Problem: Display Record # of # on continuous subform?

G

Guest

I have a main form and continous subform that I would like to display the
current record number and total number of records similar to the buit-in
navigation. The main form is based on a table containing purchase
requests(PRRequisition). The subform is based on a table containing Items to
be purchased (PRItems). The tables are related in a one to many fashion with
the PRRequisition Table containig the primary key and the PRItems containing
the foreign key..

I have a text box on the footer of each form containing
the following in the control source property:

On main form:
=[CurrentRecord] & " of " & Count([PRID]) & " of " & DCount(" [PRID]
","PRRequisition")

On subform:
=[CurrentRecord] & " of " & Count([ItemID]) & " of " & DCount(" [ItemID]
","PRItems")

The text box on the main form displays correctly but on the subform, the
displayed numbers don't seem to be accurate. The currect record always seems
to show one more record then there really is and doesn't follow the mouse
focus. The total doesn't display correctly, sometimes displays less than
there really is.

Have I coded this correctly? What am I missing?
 
G

Guest

More info:

I've change the subform text box control source property to this:
=[CurrentRecord] & " of " & Count([ItemID]) & " of " &
Form.RecordsetClone.RecordCount

The total records number now works correctly. However, if the table contains
3 records, the display shows 1 of 3 of 3, no matter which record has focus or
if I use the record navigation buttons.

Any help is appreciated.
 
A

Allen Browne

This is messy stuff.

When the form loads, Access displays the first record before it loads them
all. That means your screen is initially going to show a record count that
does not reflect all the records that will be loaded into the form.
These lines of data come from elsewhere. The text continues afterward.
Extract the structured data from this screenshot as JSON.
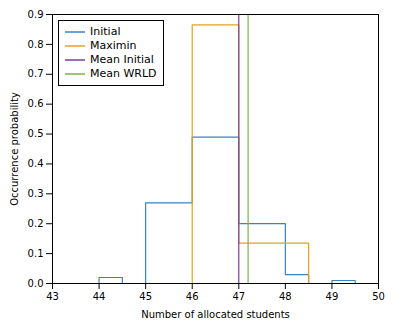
{
  "chart_data": {
    "type": "line",
    "xlabel": "Number of allocated students",
    "ylabel": "Occurrence probability",
    "xlim": [
      43,
      50
    ],
    "ylim": [
      0,
      0.9
    ],
    "xticks": [
      43,
      44,
      45,
      46,
      47,
      48,
      49,
      50
    ],
    "yticks": [
      {
        "value": 0.0,
        "label": "0.0"
      },
      0.1,
      0.2,
      0.3,
      0.4,
      0.5,
      0.6,
      0.7,
      0.8,
      0.9
    ],
    "grid": false,
    "legend": "upper left",
    "series": [
      {
        "name": "Initial",
        "color": "#3B82C4",
        "type": "line",
        "x": [
          43,
          44,
          44,
          44.5,
          44.5,
          45,
          45,
          46,
          46,
          47,
          47,
          48,
          48,
          48.5,
          48.5,
          49,
          49,
          49.5,
          49.5,
          50
        ],
        "values": [
          0.0,
          0.0,
          0.02,
          0.02,
          0.0,
          0.0,
          0.27,
          0.27,
          0.49,
          0.49,
          0.2,
          0.2,
          0.03,
          0.03,
          0.0,
          0.0,
          0.01,
          0.01,
          0.0,
          0.0
        ]
      },
      {
        "name": "Maximin",
        "color": "#E8A020",
        "type": "line",
        "x": [
          43,
          46,
          46,
          47,
          47,
          48.5,
          48.5,
          50
        ],
        "values": [
          0.0,
          0.0,
          0.865,
          0.865,
          0.135,
          0.135,
          0.0,
          0.0
        ]
      },
      {
        "name": "Mean Initial",
        "color": "#7B3FA0",
        "type": "vline",
        "x": 47.0
      },
      {
        "name": "Mean WRLD",
        "color": "#7DB347",
        "type": "vline",
        "x": 47.2
      }
    ]
  }
}
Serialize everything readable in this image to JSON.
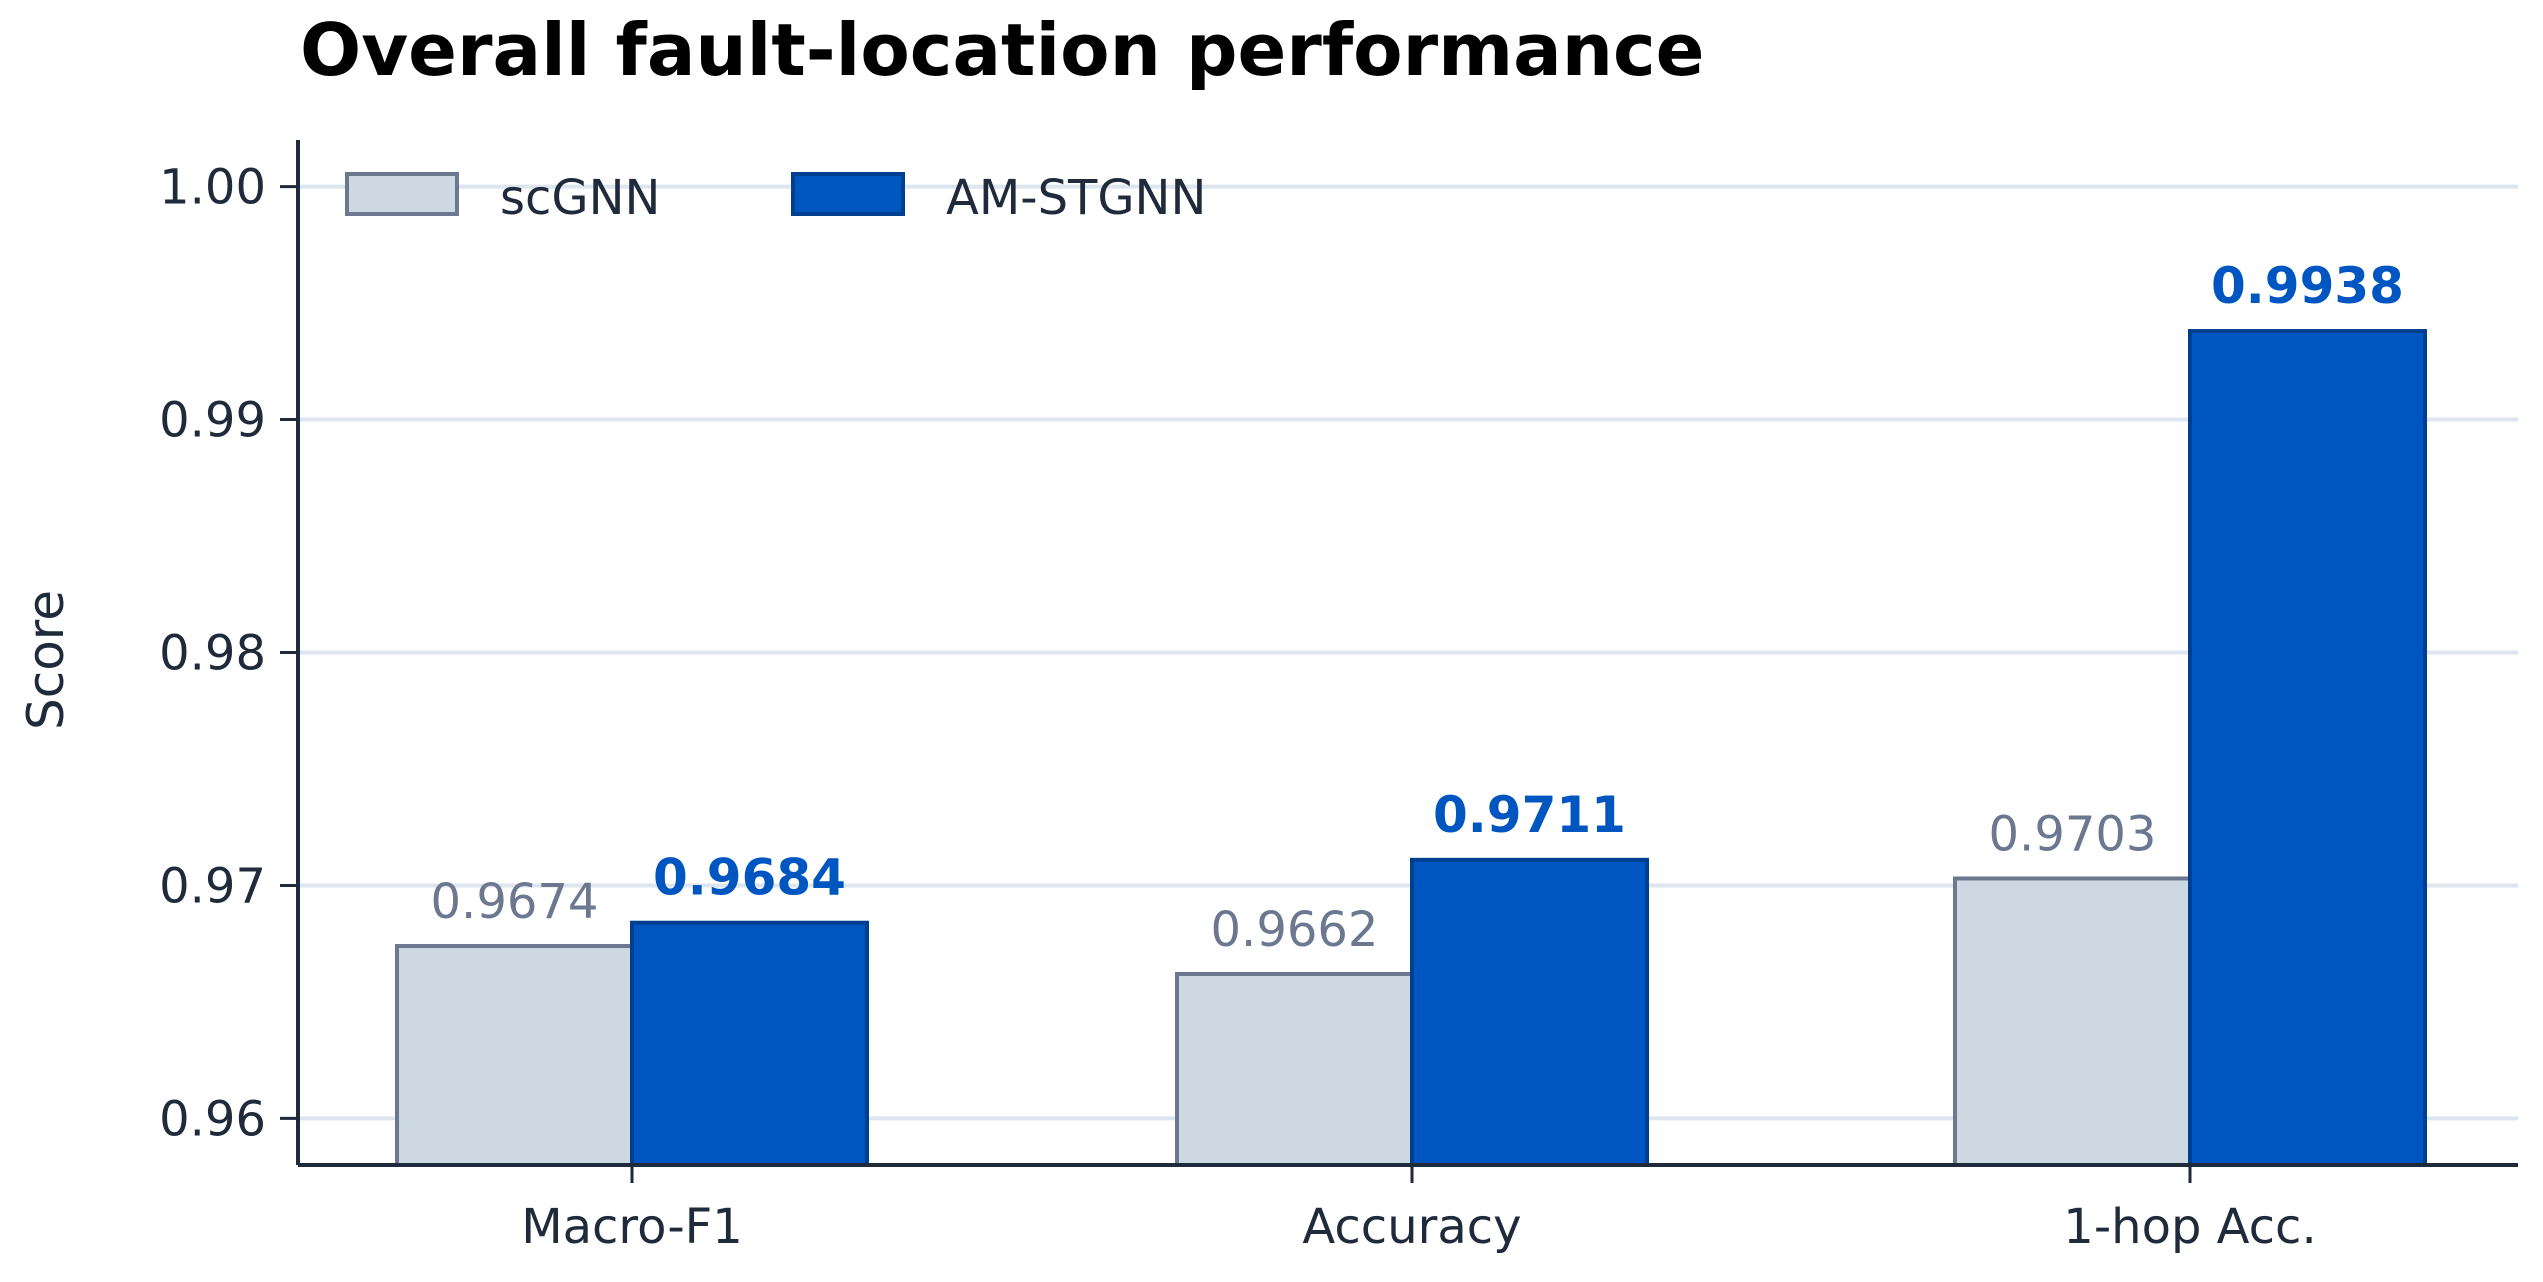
{
  "chart_data": {
    "type": "bar",
    "title": "Overall fault-location performance",
    "xlabel": "",
    "ylabel": "Score",
    "ylim": [
      0.958,
      1.002
    ],
    "yticks": [
      "0.96",
      "0.97",
      "0.98",
      "0.99",
      "1.00"
    ],
    "grid": "horizontal",
    "legend_position": "top-left",
    "categories": [
      "Macro-F1",
      "Accuracy",
      "1-hop Acc."
    ],
    "series": [
      {
        "name": "scGNN",
        "values": [
          0.9674,
          0.9662,
          0.9703
        ],
        "labels": [
          "0.9674",
          "0.9662",
          "0.9703"
        ],
        "color": "#ced8e3",
        "edge_color": "#6b7890",
        "label_color": "#6b7890"
      },
      {
        "name": "AM-STGNN",
        "values": [
          0.9684,
          0.9711,
          0.9938
        ],
        "labels": [
          "0.9684",
          "0.9711",
          "0.9938"
        ],
        "color": "#0056c1",
        "edge_color": "#003f8f",
        "label_color": "#0056c1"
      }
    ],
    "colors": {
      "grid": "#dde5ee",
      "axis": "#1f2a3a"
    }
  }
}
You can work around that by forcing Access to load all the records before it
displays anything, but this will make the form *very* slow to load if it has
a large number of records. If you want to do it anyway:
Private Sub Form_Load()
With Me.RecordsetClone
If .RecordCount > 0 Then
.MoveLast
End If
End With
End Sub

Once the full record count is known, your control can show the correct
count. But that does not mean Access will keep it up to date. Updating
calculated controls is a low priority task in Access. If there is anything
else that needs processor time (such as running code, fetching records, or
background processes), the info in the calculated control will lag. You can
force it to update the calculations with:
Me.Recalc
but again, this has performance implications for other things it should be
doing, so you are bogging your application down.

The final issue is with the new record. If a form is bound to a table that
has no records, the nav buttons will display:
Record 1 of 1
i.e. it counts the new record as one even through there are none. You will
need to adjust your count to allow for whether or not you are at the new
record if you want to simulate the behavior of the built-in nav buttons.